An injunction would prevent the rule from going into effect and would ostensibly protect immigration benefits applicants who would otherwise be subject to it. But it would also no doubt add to the mass confusion that has characterized the policy’s rollout and already led to many immigrants dropping their benefits. A Senate bill, S.2482, would also block the administration from implementing the rule, but it’s unlikely to go anywhere between now and mid-October.
Is the Fairness for High-Skilled Immigrants Act dead?
The bill (S.386/H.R.1044) would primarily eliminate the per-country caps on employment-based green cards per year, and raise the per-country cap to 15 percent of family-based green cards. Under the current system, one country can only receive up to seven percent of each of the available 140,000 employment visas (9,800 total for one country) and 480,000 family visas (33,600). This holds whether the country is China or Montenegro (some family-based visas are exempt). If the number of citizens of a country applying for residency exceeds the total allotment, they’re stuck waiting in a backlog, which has gotten so severe that some estimates point to the wait nearing a century for some categories.
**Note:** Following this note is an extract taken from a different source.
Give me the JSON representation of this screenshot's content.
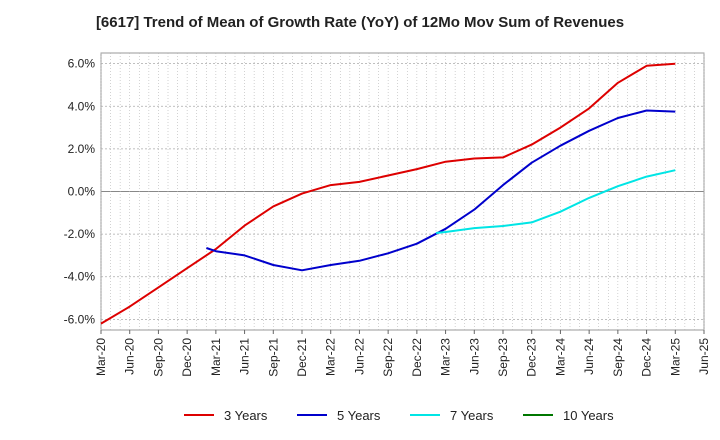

The bill is a rare spot of bipartisanship in Congressional immigration policy, having been co-introduced by Sen. Mike Lee (R-UT) and Sen. Kamala Harris (D-CA). Despite this, it has been hugely controversial outside of Congress, mainly because of concerns that getting rid of per-country employment visa caps without significantly expanding the number of available green cards would allow nations with large employment-based residency backlogs — specifically, India and to a lesser extent China — to completely dominate the system. Essentially, such a move could reverse the current situation, such that nationals from any country but India and China would face years-long waits.
As a result, there has been fierce activism on both sides of the issue, which culminated this week in Sen. Lee attempting twice to bring the legislation to the Senate floor and being blocked each time. This may mean that the bill is totally dead, or it may mean that it will be rejiggered until it can pass.